This question arose while reading http://prd.aps.org/abstract/PRD/v13/i6/p1592_1 (Duality transformations of Abelian and non-Abelian gauge fields, by Stanley Deser and Claudio Teitelboim). It is well known that the source-free Maxwell equations $dF=0,\;d\;^\star F=0$ are invariant under duality transformations $$\mathbf{E}^\prime= \cos{\theta}\;\mathbf{E}+\sin{\theta}\;\mathbf{B},\;\;\mathbf{B}^\prime= \cos{\theta}\;\mathbf{B}-\sin{\theta}\;\mathbf{E}\;\;\;\;\;\;(1),$$ while the action functional $S=\frac{1}{2}\int\limits_{-\infty }^{\infty }dt\int\limits_{R^3}dV\;[\mathbf{E}^{2}-\mathbf{B}^{2}]$ is not. In fact the duality symmetry of the action should be implemented on the level of dynamical coordinates, that is the transverse part of the vector potential $\mathbf{A}_{\perp}$, with $\mathbf{\nabla}\cdot \mathbf{A}_{\perp}=0$. In temporal $A_0=0$ gauge, the action functional is $S=\frac{1}{2}\int\limits_{-\infty }^{\infty}dt\int\limits_{R^3}dV\;[\mathbf{\dot{A}}_{\perp }^{2}-\left( \mathbf{\nabla }\times \mathbf{A}_{\perp }\right) ^{2}]$. Deser and Teitelboim give an explicite (non-local) implementation of such a symmetry transformation as $$\mathbf{A}_{\perp }^\prime=\cos{\theta}\;\mathbf{A}_{\perp }-\sin{\theta}\;\nabla^{-2}\mathbf{\nabla}\times\dot{\mathbf{A}}_{\perp }\;\;\;\;\;\;(2),$$ and show that the action is invariant under the infinitesimal version of (2) because such a transformation alters the Lagrangian by a total time-derivative term (of Chern-Simons type) if sufficiently rapid falloff of fields at spatial infinity is assumed. The generator of this infinitesimal transformation, given by Deser and Teitelboim, is (in the sense that the changes in $\mathbf{E}$ and $\mathbf{A}$ are given by the Poisson brackets of those quantities with $\theta G$)

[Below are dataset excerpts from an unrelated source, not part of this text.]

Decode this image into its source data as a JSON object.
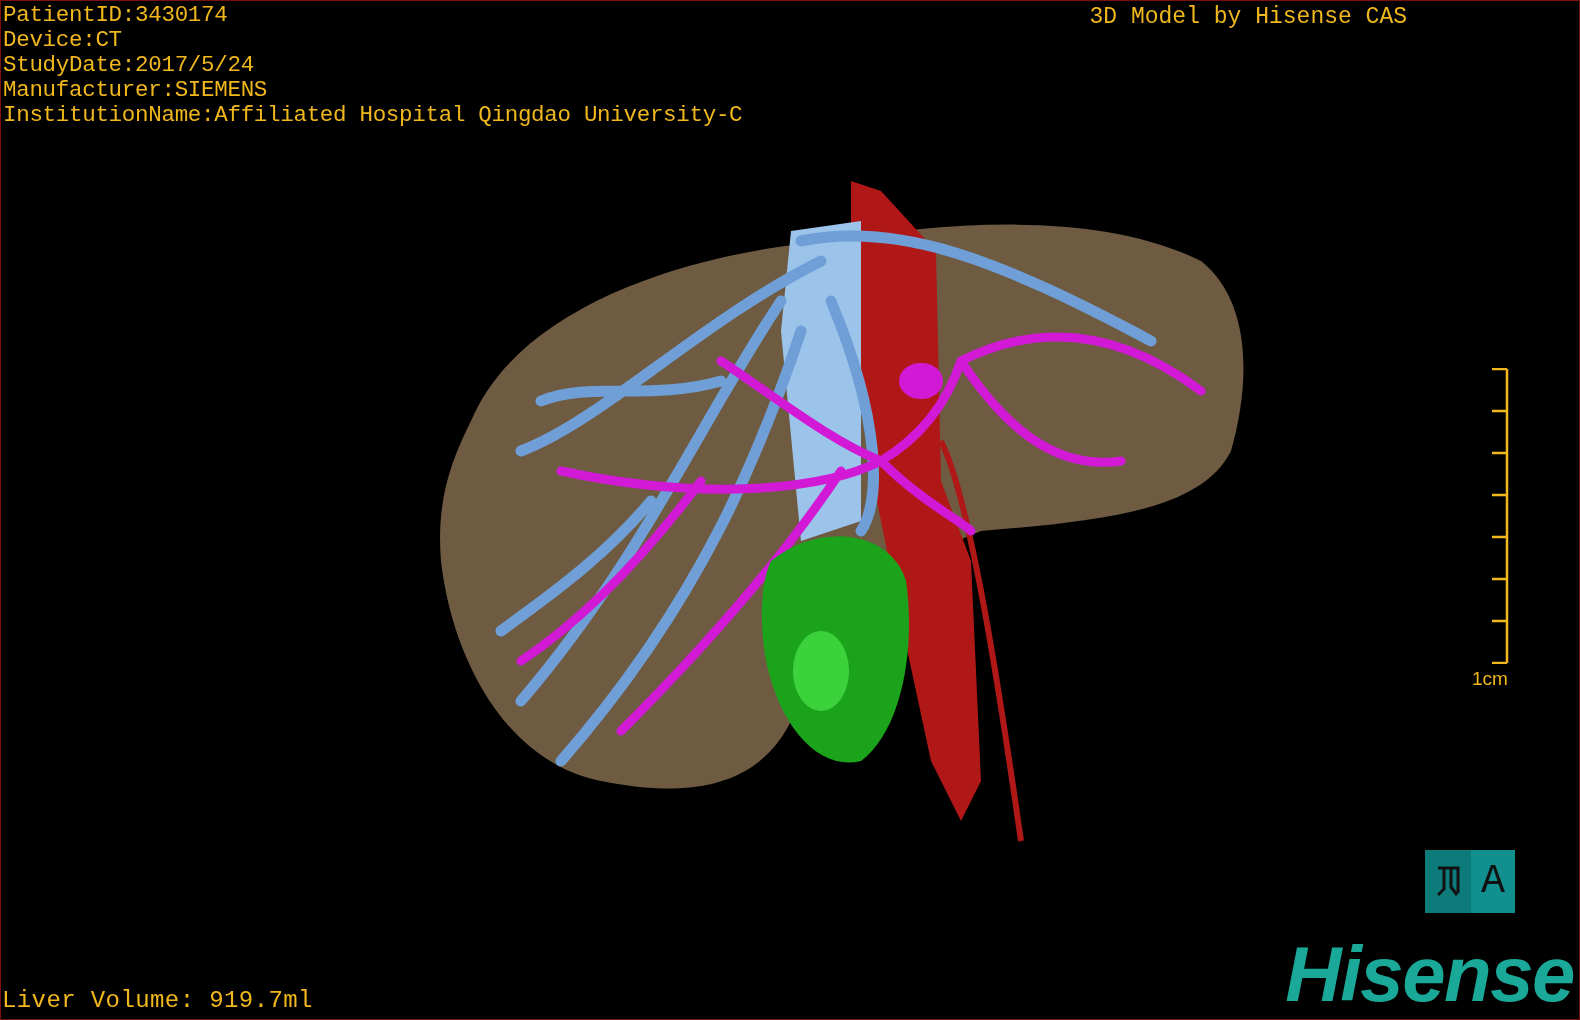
{
  "viewport": {
    "patient_info": [
      "PatientID:3430174",
      "Device:CT",
      "StudyDate:2017/5/24",
      "Manufacturer:SIEMENS",
      "InstitutionName:Affiliated Hospital Qingdao University-C"
    ],
    "title": "3D Model by Hisense CAS",
    "scale_bar": {
      "label": "1cm"
    },
    "orientation_cube": {
      "face": "A"
    },
    "measurement": "Liver Volume: 919.7ml",
    "logo": "Hisense"
  }
}
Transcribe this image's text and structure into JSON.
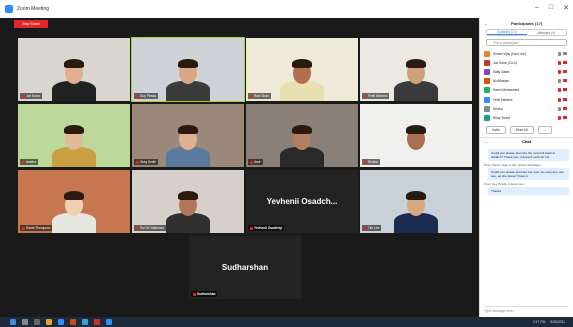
{
  "window": {
    "title": "Zoom Meeting",
    "stop_label": "Stop Share"
  },
  "tiles": [
    {
      "name": "Jun Kwon",
      "muted": true
    },
    {
      "name": "Guy Pinsky",
      "muted": true
    },
    {
      "name": "Ravi Shah",
      "muted": true
    },
    {
      "name": "Ferki Mertens",
      "muted": true
    },
    {
      "name": "Aastha",
      "muted": true
    },
    {
      "name": "Greg Smith",
      "muted": true
    },
    {
      "name": "Amir",
      "muted": true
    },
    {
      "name": "Devika",
      "muted": true
    },
    {
      "name": "Sarah Thompson",
      "muted": true
    },
    {
      "name": "Sai Sri Vaishnavi",
      "muted": true
    },
    {
      "name": "Yevhenii Osadchyi",
      "muted": true
    },
    {
      "name": "Tim Lee",
      "muted": true
    },
    {
      "name": "Sudharshan",
      "muted": true
    }
  ],
  "text_tiles": {
    "yevhenii": "Yevhenii Osadch...",
    "sudharshan": "Sudharshan"
  },
  "panel": {
    "title": "Participants (17)",
    "tabs": [
      "Speaking (13)",
      "Attendee (4)"
    ],
    "search_placeholder": "Find a participant",
    "participants": [
      {
        "name": "Sriram Vijay (Host, me)",
        "color": "#e08a30"
      },
      {
        "name": "Jun Kwon (Co-h)",
        "color": "#c0392b"
      },
      {
        "name": "Salty Gatlin",
        "color": "#8e44ad"
      },
      {
        "name": "Ali Afkarian",
        "color": "#d35400"
      },
      {
        "name": "Harsh Mohammed",
        "color": "#27ae60"
      },
      {
        "name": "Ferki Mertens",
        "color": "#2d8cff"
      },
      {
        "name": "Devika",
        "color": "#7f8c8d"
      },
      {
        "name": "Ruby Torres",
        "color": "#16a085"
      }
    ],
    "btn_invite": "Invite",
    "btn_mute": "Mute All",
    "btn_more": "...",
    "chat_title": "Chat",
    "messages": [
      {
        "text": "Could you please promote the new link back to Sarah's? Thank you, it doesn't work for me.",
        "meta": ""
      },
      {
        "meta": "From Sriram Vijay to Me: (Direct Message)",
        "text": "Could you please promote her now. So everyone can see, as she doesn't have it."
      },
      {
        "meta": "From Guy Pinsky to Everyone:",
        "text": "Thanks"
      }
    ],
    "input_placeholder": "Type message here..."
  },
  "taskbar": {
    "time": "2:17 PM",
    "date": "8/25/2021"
  }
}
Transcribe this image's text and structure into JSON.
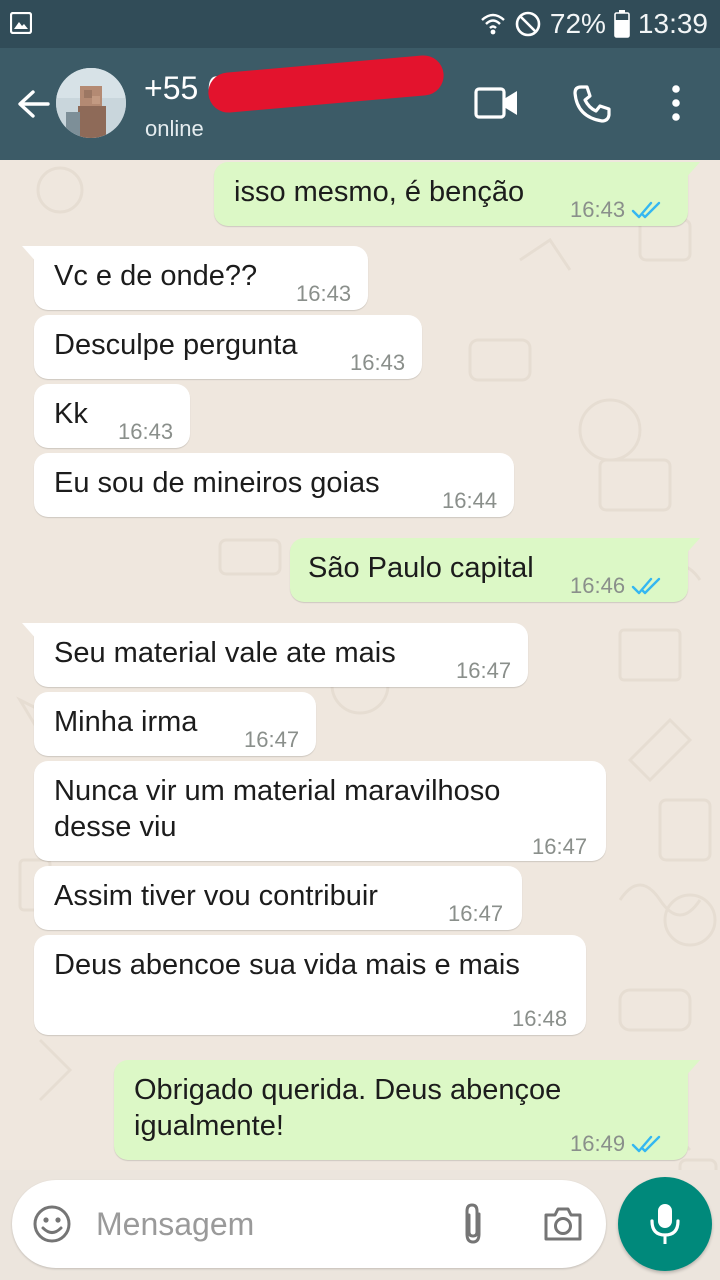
{
  "status_bar": {
    "battery": "72%",
    "time": "13:39"
  },
  "header": {
    "contact_name": "+55 62 9",
    "status": "online"
  },
  "messages": [
    {
      "dir": "out",
      "text": "isso mesmo, é benção",
      "time": "16:43",
      "read": true
    },
    {
      "dir": "in",
      "text": "Vc e de onde??",
      "time": "16:43"
    },
    {
      "dir": "in",
      "text": "Desculpe pergunta",
      "time": "16:43"
    },
    {
      "dir": "in",
      "text": "Kk",
      "time": "16:43"
    },
    {
      "dir": "in",
      "text": "Eu sou de mineiros goias",
      "time": "16:44"
    },
    {
      "dir": "out",
      "text": "São Paulo capital",
      "time": "16:46",
      "read": true
    },
    {
      "dir": "in",
      "text": "Seu material vale ate mais",
      "time": "16:47"
    },
    {
      "dir": "in",
      "text": "Minha irma",
      "time": "16:47"
    },
    {
      "dir": "in",
      "text": "Nunca vir um material maravilhoso",
      "text_line2": "desse viu",
      "time": "16:47"
    },
    {
      "dir": "in",
      "text": "Assim tiver vou contribuir",
      "time": "16:47"
    },
    {
      "dir": "in",
      "text": "Deus abencoe sua vida mais e mais",
      "time": "16:48"
    },
    {
      "dir": "out",
      "text": "Obrigado querida. Deus abençoe",
      "text_line2": "igualmente!",
      "time": "16:49",
      "read": true
    }
  ],
  "composer": {
    "placeholder": "Mensagem"
  },
  "colors": {
    "header": "#3c5b67",
    "status_bar": "#314c58",
    "outgoing": "#dcf8c6",
    "incoming": "#ffffff",
    "mic": "#00897b",
    "read_ticks": "#34b7f1"
  }
}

$$G=\frac{1}{2}\int\limits_{R^3}dV\;(\mathbf{B}\cdot\nabla^{-2}\mathbf{\nabla}\times\mathbf{B}+\mathbf{E}\cdot\nabla^{-2}\mathbf{\nabla}\times\mathbf{E})\;\;\;\;\;\;(3),$$ where $\mathbf{E}=-\dot{\mathbf{A}}_{\perp }$ and $\mathbf{B}=\mathbf{\nabla }\times \mathbf{A}_{\perp}$.
What is the finite transformation generated by (3)? It can not be (2), because on the mass shell, when $\ddot{\mathbf{A}}_{\perp }=\nabla^2 \mathbf{A}_{\perp }$, (2) reproduces (1) under which the action is not invariant (acquires a scale factor $\cos^2{\theta}-\sin^2{\theta}$ after the total time-derivative part is neglected).
Is here any analogy with the Wess-Zumino term which is closed (as a differential form) but not globally exact?